BoE on the front line

Truss asserted her commitment during the leadership campaign to reviewing the Bank of England’s (BoE) mandate. However, a certain level of unease was voiced about some of her comments, which AXA Investment Managers believe “failed to acknowledge the significant external developments that have driven inflation higher”.

On the eve of her premiership, she then seemingly tempered her stance, and her comments were considered by some as being a peace offering to BoE governor Andrew Bailey – yet worries abound.

Riley, of Bluebay, adds:

“Like many other central banks, the Bank of England has been guilty of being too late to respond to the inflation threat. But anything that smacks of reducing the independence of the Old Lady of Threadneedle Street would worry international investors that are funding the UK’s big twin budget and trade deficits at a time when inflation is the highest amongst the G7 economies.”

What’s more, a research note published by Deutsche Bank further emphasised that the “risk of a UK balance of payments crisis is rising” under a Truss government: “A large, unfunded and untargeted fiscal expansion, accompanied by potential changes to the BoE’s mandate, could lead to an even bigger rise in inflation expectations.”

The next chapter for Brexit

Truss was on the ‘Remain’ side during the Brexit referendum, yet has since become militant over the UK–EU relationship, insisting that she would trigger Article 16 of the Brexit Agreement over Northern Ireland so as to force a deal. However, a senior Truss ally has maintained that, if this were to happen, it would only be a “stopgap” until legislation is passed.
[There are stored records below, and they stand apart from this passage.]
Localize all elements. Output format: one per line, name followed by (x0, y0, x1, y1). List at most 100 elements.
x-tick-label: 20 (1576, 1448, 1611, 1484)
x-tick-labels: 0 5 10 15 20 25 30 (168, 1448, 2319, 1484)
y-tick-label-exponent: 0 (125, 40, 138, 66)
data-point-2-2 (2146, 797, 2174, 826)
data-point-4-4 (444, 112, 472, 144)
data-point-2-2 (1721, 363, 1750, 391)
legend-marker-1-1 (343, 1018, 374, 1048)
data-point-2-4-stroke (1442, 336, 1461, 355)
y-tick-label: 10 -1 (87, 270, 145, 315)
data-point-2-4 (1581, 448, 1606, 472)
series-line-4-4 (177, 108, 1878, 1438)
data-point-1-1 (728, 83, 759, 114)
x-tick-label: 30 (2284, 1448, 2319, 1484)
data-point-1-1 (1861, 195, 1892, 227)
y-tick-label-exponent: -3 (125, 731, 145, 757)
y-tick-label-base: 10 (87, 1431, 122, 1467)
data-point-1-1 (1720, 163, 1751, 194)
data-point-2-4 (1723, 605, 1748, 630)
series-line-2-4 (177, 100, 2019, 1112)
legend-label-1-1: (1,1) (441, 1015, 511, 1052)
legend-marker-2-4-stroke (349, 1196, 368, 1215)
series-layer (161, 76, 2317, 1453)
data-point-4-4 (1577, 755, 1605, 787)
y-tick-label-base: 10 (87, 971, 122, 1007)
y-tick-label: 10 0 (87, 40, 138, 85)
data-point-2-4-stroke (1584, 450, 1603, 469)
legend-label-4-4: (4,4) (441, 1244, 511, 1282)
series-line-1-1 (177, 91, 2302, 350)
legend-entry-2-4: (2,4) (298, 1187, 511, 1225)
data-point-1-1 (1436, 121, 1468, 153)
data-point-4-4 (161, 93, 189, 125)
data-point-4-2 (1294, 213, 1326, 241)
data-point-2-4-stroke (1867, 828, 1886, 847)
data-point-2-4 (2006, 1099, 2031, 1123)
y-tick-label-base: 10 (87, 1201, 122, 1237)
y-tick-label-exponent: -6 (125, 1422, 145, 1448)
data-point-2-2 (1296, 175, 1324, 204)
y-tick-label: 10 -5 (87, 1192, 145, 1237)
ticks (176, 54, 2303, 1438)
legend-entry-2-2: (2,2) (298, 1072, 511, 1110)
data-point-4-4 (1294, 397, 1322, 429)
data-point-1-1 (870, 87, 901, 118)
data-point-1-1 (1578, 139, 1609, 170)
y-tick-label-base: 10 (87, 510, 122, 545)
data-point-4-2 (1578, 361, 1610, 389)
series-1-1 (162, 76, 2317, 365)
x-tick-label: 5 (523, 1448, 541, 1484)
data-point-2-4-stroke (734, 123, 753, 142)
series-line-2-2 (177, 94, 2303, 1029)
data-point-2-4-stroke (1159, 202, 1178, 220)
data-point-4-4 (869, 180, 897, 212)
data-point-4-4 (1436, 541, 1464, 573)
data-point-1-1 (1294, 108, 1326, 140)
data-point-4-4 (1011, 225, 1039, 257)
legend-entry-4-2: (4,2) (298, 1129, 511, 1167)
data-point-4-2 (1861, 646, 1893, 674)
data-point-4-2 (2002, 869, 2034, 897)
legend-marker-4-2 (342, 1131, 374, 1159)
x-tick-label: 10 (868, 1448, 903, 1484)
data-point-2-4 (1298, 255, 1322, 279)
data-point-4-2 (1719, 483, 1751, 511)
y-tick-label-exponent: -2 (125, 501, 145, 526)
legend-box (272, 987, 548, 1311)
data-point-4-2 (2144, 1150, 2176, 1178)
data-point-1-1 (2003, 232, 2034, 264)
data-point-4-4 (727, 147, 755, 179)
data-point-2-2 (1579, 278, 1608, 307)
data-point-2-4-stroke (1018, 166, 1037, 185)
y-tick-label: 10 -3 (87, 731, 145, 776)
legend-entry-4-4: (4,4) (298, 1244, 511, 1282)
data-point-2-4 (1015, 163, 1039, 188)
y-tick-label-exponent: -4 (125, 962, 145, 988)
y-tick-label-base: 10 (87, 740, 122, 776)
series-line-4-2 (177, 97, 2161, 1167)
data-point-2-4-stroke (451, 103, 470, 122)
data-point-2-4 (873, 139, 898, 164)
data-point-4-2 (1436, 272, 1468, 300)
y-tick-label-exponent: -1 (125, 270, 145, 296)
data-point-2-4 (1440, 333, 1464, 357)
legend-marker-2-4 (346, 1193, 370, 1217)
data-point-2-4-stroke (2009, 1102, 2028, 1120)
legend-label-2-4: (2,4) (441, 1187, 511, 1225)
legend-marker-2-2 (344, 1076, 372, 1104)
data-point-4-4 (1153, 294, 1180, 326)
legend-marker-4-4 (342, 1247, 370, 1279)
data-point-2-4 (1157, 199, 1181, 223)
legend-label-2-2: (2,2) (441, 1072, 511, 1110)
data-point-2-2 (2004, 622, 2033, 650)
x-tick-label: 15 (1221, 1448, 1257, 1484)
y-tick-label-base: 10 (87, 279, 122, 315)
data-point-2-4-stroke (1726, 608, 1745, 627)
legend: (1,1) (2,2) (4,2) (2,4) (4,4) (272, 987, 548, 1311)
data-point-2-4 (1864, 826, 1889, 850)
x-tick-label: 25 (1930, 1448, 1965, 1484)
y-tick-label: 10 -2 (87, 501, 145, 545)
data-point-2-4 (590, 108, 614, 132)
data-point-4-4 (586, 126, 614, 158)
AXA Investment Managers observed:

“We continue to expect that there will be a negotiated agreement. The prospect of a trade war between the UK and the EU – the country’s closest trading partner – would be a costly endeavour. Imposing additional costs on UK trade would add to inflationary pressure at a time when consumers already face price growth at 40-year highs. However, we consider such an outcome as more likely under a Truss, rather than Sunak, government.”

Saunders, of Ninety One, concurs that it would be an oversight to trigger Article 16:

“Doing so would arguably squander an opportunity to reset relations with Europe and potentially lead to a further phase of turmoil and uncertainty, negatively impacting the UK’s growth prospects for political purposes.”

Hope on the horizon?

Richard Colwell, of Columbia Threadneedle, recognises that many UK families are facing extremely difficult circumstances. On the other hand, he asserts that, under the bonnet of UK plc, the data looks pretty hardy.

“UK consumers are much less indebted than at the start of COVID-19, with higher aggregate savings, while wage growth remains strong and housing wealth is at an all-time high.

“Non-financial corporations have enough excess cash that they could comfortably withstand a 2008-09-style cash burn, while banks’ capital ratios at the start of 2022 were nearly four times higher than pre-global financial crisis.

“The UK remains an excellent hunting ground for patient, long-term investors, with private equity and overseas investors snapping up undervalued, world-leading UK businesses.”

According to Nick Purves, of Redwheel, the UK is one of the cheapest developed markets, and therefore there could be an advantage to any outcome that is not as disastrous as the one being priced in.

“The fact that the government now seems likely to cap energy bills should take some of the pressure off the beleaguered consumer, and tax cuts and deregulation could also prove stimulative for the economy in the medium to long term.

“Finally, the reduction in the value of the pound has historically had a stimulative effect and at the very least has a positive translational impact on the profits of some of the largest companies in the FTSE 100, which earn a sizeable portion of their profits in dollars.”

Riley summarises:

“Hard choices rather than wishful thinking are required to boost the long-term growth potential of the British economy and maintain confidence in the monetary and fiscal policy framework. The credibility of the new prime minister’s economic policy programme will be judged in the bond and foreign exchange markets.”